Coyote sightings and attacks have gotten so bad in Greenwood, that officers are taking new action to protect cats and dogs.
Walking through Freedom Park, terrier Max isn't afraid of much. He'll go up to and bark at about anything.
But his owner, Jon Sutton, knows there's a real danger close by.
"It does concern me. I hope they can do something about the coyotes," Sutton said.
When the sun sets, and many times even before, predators come out in Greenwood. Coyotes are attacking and killing people's pets.
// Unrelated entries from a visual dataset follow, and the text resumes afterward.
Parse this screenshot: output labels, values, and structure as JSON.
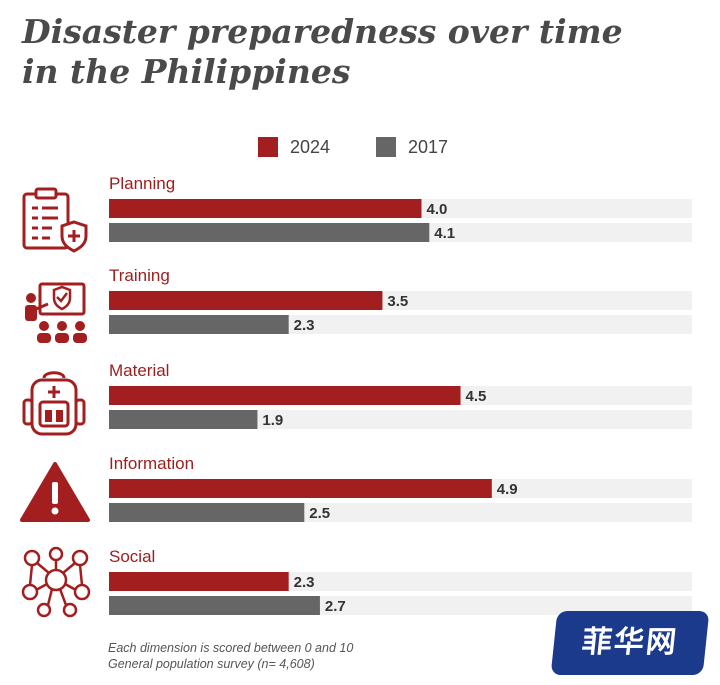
{
  "title_line1": "Disaster preparedness over time",
  "title_line2": "in the Philippines",
  "legend": [
    {
      "label": "2024",
      "color": "#a31f1f"
    },
    {
      "label": "2017",
      "color": "#666666"
    }
  ],
  "notes": [
    "Each dimension is scored between 0 and 10",
    "General population survey (n= 4,608)"
  ],
  "watermark": "菲华网",
  "chart_data": {
    "type": "bar",
    "orientation": "horizontal",
    "categories": [
      "Planning",
      "Training",
      "Material",
      "Information",
      "Social"
    ],
    "icons": [
      "clipboard-shield-icon",
      "training-people-icon",
      "first-aid-backpack-icon",
      "warning-triangle-icon",
      "social-network-icon"
    ],
    "series": [
      {
        "name": "2024",
        "values": [
          4.0,
          3.5,
          4.5,
          4.9,
          2.3
        ],
        "color": "#a31f1f"
      },
      {
        "name": "2017",
        "values": [
          4.1,
          2.3,
          1.9,
          2.5,
          2.7
        ],
        "color": "#666666"
      }
    ],
    "xlim": [
      0,
      10
    ],
    "value_labels": true,
    "grid": false,
    "legend_position": "top-center"
  }
}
They've become right at home in backyards, prowling for victims.
"Coyotes have figured out that residential neighborhoods make easy hunting grounds for them," explained Greenwood Assistant Police Chief Matt Fillenwarth. "Literally, coyotes are scaling a six-foot privacy fence with absolutely no effort."
The danger has grown so much in Greenwood, that police are trying a new tactic. They've posted warning flyers at veterinary clinics all across the city. Plus, they've introduced a new online mapping system on the police department's website. There's not only a place to report sightings and attacks, but also a map that tracks incidents sent in by neighbors.
Already, there are more than 60 reports pinpointed by address on the map. They're all over the city, some even near Greenwood Park Mall. Veterinarians say people are making it easy for the predators.
"As a matter of fact, we're going, 'Here's a snack, come eat it'," said Dr. Erica Himes, Academy Animal Clinic. "Yes, that's horrible, but that's the way the coyotes look at it because there's nothing bad that happens when they get an easy bite to eat. It's very important to educate people because we don't want to lose our pets to something like that."
Dr. Himes has treated several dogs injured by coyotes. She fears others, listed on posters around town as missing, could be victims, too.
That's why she's urging caution. She suggests that pet owners don't leave their dog or cat alone, especially at night, even in the backyard.
Use a flashlight and if you hear something strange, go inside.
"Definitely, if you walk out with your pet, they are deterred by that, by humans a little bit and if you see something or hear something that sounds scary, that's the time to take your pet back in," Dr. Himes said.
Police say the awareness campaign and new mapping system are a matter of public safety.
For pet owners, it's protection for the friends they love.
"We've been here two-and-a-half years and haven't spotted any coyotes yet. But hopefully never will," Sutton said.
Right now, Greenwood police are collecting the mapped data to see where the worst problem spots are in the city. They also hope by educating the public, they'll reduce the risk and ultimately the food source for coyotes, which would send them elsewhere.